Disclaimer: Obvs I’m not going to tell you my actual address. That’d be hugely irresponsible. Unless you want to send me cake, then by all means, I’m totally yours.
I have called twelve properties home, I’ve pinballed around Essex, to Bedfordshire, to London, and found my way back to Essex once again. Until very recently, I didn’t understand what home was. Apparently it’s not just somewhere you sleep and Blu Tack photos to the walls, where it’s OK to put your feet on the sofa and pick your nose.
Home was never safe or stable, growing up. There was always a looming threat, a red letter, someone banging on the front door, a phone ringing endlessly to no answer. I stopped going to school at the age of eleven because of my mum’s mental illness, I was terrified of leaving her alone.
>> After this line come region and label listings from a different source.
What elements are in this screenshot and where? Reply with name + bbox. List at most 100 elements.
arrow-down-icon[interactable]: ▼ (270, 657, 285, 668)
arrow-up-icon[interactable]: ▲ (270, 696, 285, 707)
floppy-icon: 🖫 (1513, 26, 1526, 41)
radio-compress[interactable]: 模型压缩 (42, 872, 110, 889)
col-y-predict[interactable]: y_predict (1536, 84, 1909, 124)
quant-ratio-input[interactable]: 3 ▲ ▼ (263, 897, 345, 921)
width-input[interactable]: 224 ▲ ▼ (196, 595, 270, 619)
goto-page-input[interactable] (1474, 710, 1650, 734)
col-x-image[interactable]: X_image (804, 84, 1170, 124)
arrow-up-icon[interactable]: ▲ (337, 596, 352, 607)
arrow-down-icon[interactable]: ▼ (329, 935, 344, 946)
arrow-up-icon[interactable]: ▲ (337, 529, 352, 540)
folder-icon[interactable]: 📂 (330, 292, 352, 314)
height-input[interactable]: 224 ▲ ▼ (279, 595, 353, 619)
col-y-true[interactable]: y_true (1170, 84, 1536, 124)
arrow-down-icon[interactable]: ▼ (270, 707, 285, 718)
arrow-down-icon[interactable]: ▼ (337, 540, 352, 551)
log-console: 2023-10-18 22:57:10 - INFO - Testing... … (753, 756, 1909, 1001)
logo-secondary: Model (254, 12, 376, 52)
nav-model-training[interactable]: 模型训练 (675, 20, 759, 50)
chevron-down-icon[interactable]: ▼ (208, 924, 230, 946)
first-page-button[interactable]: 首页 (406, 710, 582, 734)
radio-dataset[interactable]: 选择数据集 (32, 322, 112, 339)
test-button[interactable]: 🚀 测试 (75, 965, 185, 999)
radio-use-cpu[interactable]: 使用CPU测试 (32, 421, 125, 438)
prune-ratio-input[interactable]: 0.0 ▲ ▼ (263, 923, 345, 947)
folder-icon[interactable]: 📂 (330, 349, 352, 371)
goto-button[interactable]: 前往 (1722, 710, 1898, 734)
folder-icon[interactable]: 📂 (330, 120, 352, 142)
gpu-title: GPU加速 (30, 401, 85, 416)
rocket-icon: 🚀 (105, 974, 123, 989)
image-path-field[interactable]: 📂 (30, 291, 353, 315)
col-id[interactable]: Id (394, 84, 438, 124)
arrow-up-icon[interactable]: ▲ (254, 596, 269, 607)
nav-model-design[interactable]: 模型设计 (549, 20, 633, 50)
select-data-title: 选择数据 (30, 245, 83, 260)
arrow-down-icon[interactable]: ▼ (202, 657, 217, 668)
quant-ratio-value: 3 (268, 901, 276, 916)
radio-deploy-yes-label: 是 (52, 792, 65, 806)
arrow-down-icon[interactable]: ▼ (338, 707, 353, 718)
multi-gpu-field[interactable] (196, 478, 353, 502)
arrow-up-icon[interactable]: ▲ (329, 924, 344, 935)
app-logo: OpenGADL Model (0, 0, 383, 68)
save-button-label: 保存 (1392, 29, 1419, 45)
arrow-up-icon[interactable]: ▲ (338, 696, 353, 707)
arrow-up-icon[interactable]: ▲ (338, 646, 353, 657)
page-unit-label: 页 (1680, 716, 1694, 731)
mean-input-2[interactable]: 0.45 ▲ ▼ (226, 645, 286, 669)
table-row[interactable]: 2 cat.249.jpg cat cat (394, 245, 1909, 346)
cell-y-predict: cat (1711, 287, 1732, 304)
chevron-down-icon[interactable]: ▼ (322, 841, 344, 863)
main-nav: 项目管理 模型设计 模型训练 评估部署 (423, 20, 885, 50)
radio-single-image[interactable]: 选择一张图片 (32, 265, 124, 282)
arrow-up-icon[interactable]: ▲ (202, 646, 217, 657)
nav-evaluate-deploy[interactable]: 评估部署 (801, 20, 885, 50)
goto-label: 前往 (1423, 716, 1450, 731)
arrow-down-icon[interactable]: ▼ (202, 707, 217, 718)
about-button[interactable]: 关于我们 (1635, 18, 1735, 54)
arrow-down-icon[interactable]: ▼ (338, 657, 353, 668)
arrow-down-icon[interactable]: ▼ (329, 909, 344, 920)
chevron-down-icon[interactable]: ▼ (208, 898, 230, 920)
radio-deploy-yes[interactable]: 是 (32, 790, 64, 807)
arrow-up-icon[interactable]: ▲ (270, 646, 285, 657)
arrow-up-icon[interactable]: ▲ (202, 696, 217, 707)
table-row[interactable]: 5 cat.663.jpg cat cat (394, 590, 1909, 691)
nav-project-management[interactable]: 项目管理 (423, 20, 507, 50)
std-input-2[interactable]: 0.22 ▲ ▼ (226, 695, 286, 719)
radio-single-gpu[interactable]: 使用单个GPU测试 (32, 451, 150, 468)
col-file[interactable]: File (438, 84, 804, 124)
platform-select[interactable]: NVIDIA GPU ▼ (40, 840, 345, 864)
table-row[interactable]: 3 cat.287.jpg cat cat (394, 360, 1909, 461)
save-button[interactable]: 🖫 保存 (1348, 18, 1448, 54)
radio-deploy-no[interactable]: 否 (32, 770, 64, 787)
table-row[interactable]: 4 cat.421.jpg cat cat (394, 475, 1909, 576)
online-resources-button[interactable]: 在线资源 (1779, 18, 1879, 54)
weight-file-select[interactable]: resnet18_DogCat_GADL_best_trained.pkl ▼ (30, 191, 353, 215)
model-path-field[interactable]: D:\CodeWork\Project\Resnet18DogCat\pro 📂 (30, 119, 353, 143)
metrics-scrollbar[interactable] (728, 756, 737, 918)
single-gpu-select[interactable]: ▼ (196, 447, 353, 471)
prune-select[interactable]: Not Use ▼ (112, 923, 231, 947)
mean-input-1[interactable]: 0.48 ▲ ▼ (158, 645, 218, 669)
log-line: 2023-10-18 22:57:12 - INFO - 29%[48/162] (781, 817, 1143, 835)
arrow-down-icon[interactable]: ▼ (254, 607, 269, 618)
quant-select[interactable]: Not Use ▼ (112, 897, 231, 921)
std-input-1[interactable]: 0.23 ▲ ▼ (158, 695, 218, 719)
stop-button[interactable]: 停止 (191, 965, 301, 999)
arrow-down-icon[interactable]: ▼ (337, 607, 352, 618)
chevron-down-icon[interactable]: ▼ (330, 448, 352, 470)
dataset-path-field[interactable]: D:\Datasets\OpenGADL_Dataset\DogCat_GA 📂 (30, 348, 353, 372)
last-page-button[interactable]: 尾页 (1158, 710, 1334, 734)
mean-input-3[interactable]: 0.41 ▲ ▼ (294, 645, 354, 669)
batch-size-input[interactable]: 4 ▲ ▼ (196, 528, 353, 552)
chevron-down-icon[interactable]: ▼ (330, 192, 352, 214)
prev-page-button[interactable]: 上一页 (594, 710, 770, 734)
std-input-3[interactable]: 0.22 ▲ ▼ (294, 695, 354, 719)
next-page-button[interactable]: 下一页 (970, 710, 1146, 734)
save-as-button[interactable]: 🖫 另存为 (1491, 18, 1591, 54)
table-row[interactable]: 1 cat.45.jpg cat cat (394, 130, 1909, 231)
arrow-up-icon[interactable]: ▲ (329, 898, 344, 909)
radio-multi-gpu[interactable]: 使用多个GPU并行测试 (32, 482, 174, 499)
And I ceased to be, I hid from the world, for six years. Fear and shame. Glass bottles scattered across the carpet. Deathly silence and the curtains drawn against life outside.
I was seventeen when I left and slowly, life began and it was OK.
Suffice to say, I have zero photos from that past life.
It’s not always moody sea views and woodland adventures. More often than not, it’s doctors waiting rooms, staring at the walls surrounding my bed or watching Noah’s golden head darting away in the distance. But now I know the outside is there, and the views are only ten minutes away from my front door whenever I want to go and see them.
Home now makes sense. It’s somewhere I can feel safe as opposed to trapped. It’s alright to talk to the neighbours and there’s no faceless figure with a briefcase and a stack of paperwork threatening to take it away from me.
Home is where I can have cake for breakfast, wear Teenage Mutant Ninja Turtle pyjamas and have stickers covering my face, courtesy of Noah, obvs.. Home is where there’s love. Home is what I miss when I’m not there. And home is wherever he is.